Citibank (NYSE: C) Stock Suffers From $10 Billion 4th Quarter Write-down

Citibank (NYSE: C) shares took a major hit on Friday after accounting expert Robert Willens said that Citibank would likely have a $10 billion fourth-quarter charge on its tax-deferred assets.

A $10 billion charge would be approximately 10% of Citibank’s tangible equity and about 25% of its $38 billion in deferred tax assets, according to CLSA analyst Mike Mayo during a recent conference call.

During CLSA’s conference call, Willens said: “I would be surprised if in year end, we didn’t find that a valuation allowance would be taken here,” noting that he had expected such a step to happen at the end of last year.

Stephen Cohen, a Citigroup spokesman, quickly made an announcement that, “We have no idea how any analyst could have arrived at this estimate.” Despite the re-assurance, Citibank shares closed down 5.1% on Friday to $4.09.

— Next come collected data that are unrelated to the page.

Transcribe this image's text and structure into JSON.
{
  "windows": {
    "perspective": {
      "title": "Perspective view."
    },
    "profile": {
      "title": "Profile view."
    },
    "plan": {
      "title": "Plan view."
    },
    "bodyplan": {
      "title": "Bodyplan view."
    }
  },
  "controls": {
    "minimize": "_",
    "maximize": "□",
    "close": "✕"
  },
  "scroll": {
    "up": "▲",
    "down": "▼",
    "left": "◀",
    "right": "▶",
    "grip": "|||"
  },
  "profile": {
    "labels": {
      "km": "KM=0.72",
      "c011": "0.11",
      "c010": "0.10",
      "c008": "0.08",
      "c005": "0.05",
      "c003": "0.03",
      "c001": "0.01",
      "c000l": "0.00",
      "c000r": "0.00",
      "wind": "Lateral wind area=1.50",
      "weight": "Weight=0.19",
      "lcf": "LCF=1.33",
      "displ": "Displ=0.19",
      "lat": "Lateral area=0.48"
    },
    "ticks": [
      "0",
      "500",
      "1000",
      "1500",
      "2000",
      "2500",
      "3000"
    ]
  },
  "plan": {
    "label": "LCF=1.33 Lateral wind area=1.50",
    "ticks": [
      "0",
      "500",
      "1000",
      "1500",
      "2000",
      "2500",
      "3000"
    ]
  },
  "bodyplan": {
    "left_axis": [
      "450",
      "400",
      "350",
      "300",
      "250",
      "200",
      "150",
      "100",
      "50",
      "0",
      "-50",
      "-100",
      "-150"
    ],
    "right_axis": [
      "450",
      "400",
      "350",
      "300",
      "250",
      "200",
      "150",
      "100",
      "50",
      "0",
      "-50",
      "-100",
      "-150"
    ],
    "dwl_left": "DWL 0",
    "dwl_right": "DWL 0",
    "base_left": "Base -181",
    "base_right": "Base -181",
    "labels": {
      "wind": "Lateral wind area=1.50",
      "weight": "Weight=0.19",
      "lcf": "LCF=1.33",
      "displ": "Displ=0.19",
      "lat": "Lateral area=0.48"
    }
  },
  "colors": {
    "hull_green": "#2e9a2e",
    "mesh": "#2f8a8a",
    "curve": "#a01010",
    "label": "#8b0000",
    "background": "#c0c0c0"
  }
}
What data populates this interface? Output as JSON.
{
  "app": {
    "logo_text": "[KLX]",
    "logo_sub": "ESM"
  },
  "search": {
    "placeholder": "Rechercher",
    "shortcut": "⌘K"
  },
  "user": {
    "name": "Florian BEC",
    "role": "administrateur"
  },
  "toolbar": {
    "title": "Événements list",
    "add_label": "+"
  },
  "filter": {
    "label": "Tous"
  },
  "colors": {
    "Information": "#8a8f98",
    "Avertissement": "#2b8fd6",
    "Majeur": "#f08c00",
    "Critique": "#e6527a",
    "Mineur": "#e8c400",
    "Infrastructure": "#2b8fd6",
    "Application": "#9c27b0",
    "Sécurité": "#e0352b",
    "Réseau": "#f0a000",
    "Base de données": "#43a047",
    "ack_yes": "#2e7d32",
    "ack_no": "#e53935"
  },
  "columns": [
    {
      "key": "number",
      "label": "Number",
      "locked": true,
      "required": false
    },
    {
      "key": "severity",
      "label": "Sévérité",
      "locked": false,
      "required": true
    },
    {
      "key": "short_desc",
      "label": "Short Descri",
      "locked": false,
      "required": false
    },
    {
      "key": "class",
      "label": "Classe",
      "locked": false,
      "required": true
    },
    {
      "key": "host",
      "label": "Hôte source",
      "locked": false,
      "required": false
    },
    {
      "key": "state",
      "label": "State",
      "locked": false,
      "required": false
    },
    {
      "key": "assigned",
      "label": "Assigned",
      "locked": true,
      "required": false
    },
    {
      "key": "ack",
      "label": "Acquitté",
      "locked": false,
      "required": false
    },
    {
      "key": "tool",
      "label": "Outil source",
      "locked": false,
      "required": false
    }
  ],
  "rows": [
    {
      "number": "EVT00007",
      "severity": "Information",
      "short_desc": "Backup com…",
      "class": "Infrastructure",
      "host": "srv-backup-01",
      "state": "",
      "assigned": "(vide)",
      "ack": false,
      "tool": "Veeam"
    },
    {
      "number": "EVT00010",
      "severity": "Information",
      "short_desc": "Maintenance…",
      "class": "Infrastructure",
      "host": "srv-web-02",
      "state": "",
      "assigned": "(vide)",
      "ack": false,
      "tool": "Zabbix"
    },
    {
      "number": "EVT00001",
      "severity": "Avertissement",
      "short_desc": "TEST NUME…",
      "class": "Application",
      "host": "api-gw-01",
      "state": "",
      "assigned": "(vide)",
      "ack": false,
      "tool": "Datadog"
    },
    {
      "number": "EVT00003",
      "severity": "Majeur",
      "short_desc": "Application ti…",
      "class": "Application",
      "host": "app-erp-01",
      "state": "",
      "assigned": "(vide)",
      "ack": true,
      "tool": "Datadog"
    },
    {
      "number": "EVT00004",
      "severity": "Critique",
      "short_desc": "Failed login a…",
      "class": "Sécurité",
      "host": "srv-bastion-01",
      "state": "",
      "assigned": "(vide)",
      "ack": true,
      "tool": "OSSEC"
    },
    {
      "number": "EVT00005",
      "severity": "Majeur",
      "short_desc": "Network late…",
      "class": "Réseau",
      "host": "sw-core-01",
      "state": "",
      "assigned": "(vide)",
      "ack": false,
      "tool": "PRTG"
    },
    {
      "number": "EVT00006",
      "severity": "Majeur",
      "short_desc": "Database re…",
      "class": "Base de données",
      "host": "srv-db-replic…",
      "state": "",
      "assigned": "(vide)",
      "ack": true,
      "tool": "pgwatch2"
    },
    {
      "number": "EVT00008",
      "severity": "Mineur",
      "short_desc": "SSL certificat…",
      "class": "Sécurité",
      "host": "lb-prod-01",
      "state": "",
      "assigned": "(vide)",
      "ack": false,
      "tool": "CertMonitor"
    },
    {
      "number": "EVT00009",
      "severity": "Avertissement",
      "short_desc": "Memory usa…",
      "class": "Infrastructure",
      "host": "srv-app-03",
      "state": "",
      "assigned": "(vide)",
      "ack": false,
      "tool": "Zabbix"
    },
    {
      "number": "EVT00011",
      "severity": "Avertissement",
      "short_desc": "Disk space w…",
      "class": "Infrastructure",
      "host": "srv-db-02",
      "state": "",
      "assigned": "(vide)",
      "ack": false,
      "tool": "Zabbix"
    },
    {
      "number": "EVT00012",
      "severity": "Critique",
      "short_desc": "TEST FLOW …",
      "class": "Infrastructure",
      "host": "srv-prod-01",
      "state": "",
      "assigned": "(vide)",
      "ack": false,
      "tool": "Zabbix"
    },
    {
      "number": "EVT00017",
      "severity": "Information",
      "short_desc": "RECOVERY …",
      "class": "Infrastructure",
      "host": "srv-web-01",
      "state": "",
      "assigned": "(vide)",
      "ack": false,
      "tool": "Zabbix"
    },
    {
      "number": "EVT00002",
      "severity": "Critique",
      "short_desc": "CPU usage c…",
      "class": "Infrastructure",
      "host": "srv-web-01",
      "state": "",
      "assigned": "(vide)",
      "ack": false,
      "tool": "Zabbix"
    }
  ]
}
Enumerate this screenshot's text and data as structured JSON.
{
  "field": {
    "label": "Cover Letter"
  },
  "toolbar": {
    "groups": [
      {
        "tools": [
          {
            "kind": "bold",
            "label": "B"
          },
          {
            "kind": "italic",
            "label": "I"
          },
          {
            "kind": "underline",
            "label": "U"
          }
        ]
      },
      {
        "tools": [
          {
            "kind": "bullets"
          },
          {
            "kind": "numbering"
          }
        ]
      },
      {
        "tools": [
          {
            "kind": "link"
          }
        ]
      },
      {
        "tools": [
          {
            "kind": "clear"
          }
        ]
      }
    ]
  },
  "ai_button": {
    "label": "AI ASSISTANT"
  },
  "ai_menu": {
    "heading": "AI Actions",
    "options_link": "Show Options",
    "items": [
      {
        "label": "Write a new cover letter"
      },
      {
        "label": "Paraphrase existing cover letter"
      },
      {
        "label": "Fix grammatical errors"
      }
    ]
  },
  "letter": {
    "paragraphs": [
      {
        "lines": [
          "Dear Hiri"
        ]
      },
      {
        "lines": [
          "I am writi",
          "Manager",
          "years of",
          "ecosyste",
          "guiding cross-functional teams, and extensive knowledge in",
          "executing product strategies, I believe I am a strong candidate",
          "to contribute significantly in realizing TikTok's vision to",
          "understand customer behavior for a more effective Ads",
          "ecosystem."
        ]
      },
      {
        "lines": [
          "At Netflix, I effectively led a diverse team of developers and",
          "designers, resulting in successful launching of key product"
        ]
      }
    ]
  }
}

Morgan Stanley accounting expert, Tony Catanach, commented on a separate conference call that, “the bank appears to have real strategies to prevent it from taking a hit on its deferred tax assets.”

Deferred tax assets can arise because companies typically keep two sets of books, one for taxes and one for reporting to investors. Income in both sets of books may be reported differently at different times. If a company has a loss, it will report it to its investors, but it can’t always record the tax purposes right away, so it’s listed as a deferred tax asset, which will increase the company’s overall cash flow because they will be paying lower taxes.

If a company expects that it won’t be able to generate enough taxable revenue in the future, it will be forced to write down some of its deferred tax assets, which is performed by creating a “valuation allowance” on its balance sheets. The valuation will cut into the income reported to investors and can lower the bank’s overall regulatory capital.